Watch SpaceX Launch the First Private Lunar Lander Mission

Watch SpaceX Launch the First Private Lunar Lander Mission

Watch SpaceX Launch the First Private Lunar Lander Mission

SpaceX has sent the first privately funded lunar lander on its way to the Moon following an evening launch from Canaveral Air Force station.

Israel-based organization SpaceIL had its lander, Beresheet, launched successfully at 8:45 p.m. on February 21, starting its 40-day journey to the moon.

Just a few minutes after Falcon 9 launched from Cape Canaveral, the first and second stages separated and the booster stage fell back to Earth, using its thrusters to slow its reentry and land safely on SpaceX's Of Course I Still Love You droneship.

A Falcon 9 rocket carrying an Israeli rover is expected to reach the moon sometime in April.

The Falcon 9 was on its third flight having launched the Iridium-7 mission in July 2018 and the SAOCOM 1A mission the following October.

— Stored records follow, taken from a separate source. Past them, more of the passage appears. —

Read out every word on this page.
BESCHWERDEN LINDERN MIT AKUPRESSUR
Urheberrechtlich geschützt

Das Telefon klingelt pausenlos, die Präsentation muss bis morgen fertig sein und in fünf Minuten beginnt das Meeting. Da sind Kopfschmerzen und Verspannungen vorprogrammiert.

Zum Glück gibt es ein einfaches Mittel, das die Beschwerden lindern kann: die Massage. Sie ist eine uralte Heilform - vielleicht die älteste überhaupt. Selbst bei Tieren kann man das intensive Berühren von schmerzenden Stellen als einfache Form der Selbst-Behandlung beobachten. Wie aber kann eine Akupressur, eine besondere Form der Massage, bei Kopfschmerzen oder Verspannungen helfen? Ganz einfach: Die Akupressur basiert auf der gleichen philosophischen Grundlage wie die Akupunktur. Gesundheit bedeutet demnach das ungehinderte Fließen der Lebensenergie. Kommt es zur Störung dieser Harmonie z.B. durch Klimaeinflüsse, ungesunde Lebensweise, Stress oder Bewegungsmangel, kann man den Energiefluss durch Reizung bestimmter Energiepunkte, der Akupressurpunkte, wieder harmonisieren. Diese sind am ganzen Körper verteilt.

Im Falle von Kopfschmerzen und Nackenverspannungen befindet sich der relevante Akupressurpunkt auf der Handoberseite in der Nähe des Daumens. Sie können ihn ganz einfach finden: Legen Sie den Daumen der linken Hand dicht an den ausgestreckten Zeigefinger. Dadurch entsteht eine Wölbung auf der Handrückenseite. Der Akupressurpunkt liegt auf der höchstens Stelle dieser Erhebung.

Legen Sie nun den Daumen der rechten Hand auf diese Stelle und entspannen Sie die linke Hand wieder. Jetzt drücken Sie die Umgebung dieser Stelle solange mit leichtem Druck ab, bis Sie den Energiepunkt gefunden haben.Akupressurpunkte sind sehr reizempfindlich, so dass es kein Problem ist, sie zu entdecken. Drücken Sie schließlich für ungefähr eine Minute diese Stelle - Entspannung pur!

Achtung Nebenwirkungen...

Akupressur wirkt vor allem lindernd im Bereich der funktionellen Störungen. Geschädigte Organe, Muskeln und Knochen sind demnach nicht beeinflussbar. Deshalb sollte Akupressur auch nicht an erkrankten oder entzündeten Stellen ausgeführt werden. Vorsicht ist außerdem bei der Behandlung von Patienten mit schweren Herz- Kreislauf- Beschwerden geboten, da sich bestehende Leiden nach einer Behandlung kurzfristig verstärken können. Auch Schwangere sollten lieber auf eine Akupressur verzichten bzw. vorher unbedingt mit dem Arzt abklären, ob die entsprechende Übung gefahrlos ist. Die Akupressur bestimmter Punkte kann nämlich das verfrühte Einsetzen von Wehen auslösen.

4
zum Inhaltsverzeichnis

The scheme, which grew out of a drunken conversation in Tel Aviv less than a decade ago, would be the first private space mission ever to reach the moon.

"Beresheet is the first spacecraft to land on the Moon as a result of a private initiative, rather than a government". The company is competing with Boeing Co.to be the first to ferry American astronauts to the International Space Station as part of NASA's Commercial Crew program.


So far, only Russian Federation, the United States and China have made the 239,000-mile journey to Earth's giant, dusty satellite.

In addition to the Beresheet lunar lander, the rocket successfully delivered the Indonesian Nusantara Satu telecommunications satellite and the S5 experimental smallsat owned by the US Air Force.

Israeli Aerospace Industries director of Space division Opher Doron speaks in front a spacecraft weighing some 585 kilogrammes (1,300 pounds) during a presentation by Israeli nonprofit SpaceIL ...

SpaceIL does not plan to continue after this mission. Once this is complete, it will head for the Moon and it will orbit it too several times before landing in the Mare Serenitatis region in the Moon's northern hemisphere.

Beresheet also carries a time capsule that contains, among other items, a "lunar library" provided by the Arch Mission Foundation, which seeks to preserve human knowledge for eons by storing it in various off-Earth locales. Beresheet is also set to place the Israeli flag on the lunar surface and take some snaps before the mission ends two days later.

After China earlier this year, and now Israel, India hopes to become the fifth lunar country in the spring with its Chandrayaan-2 mission.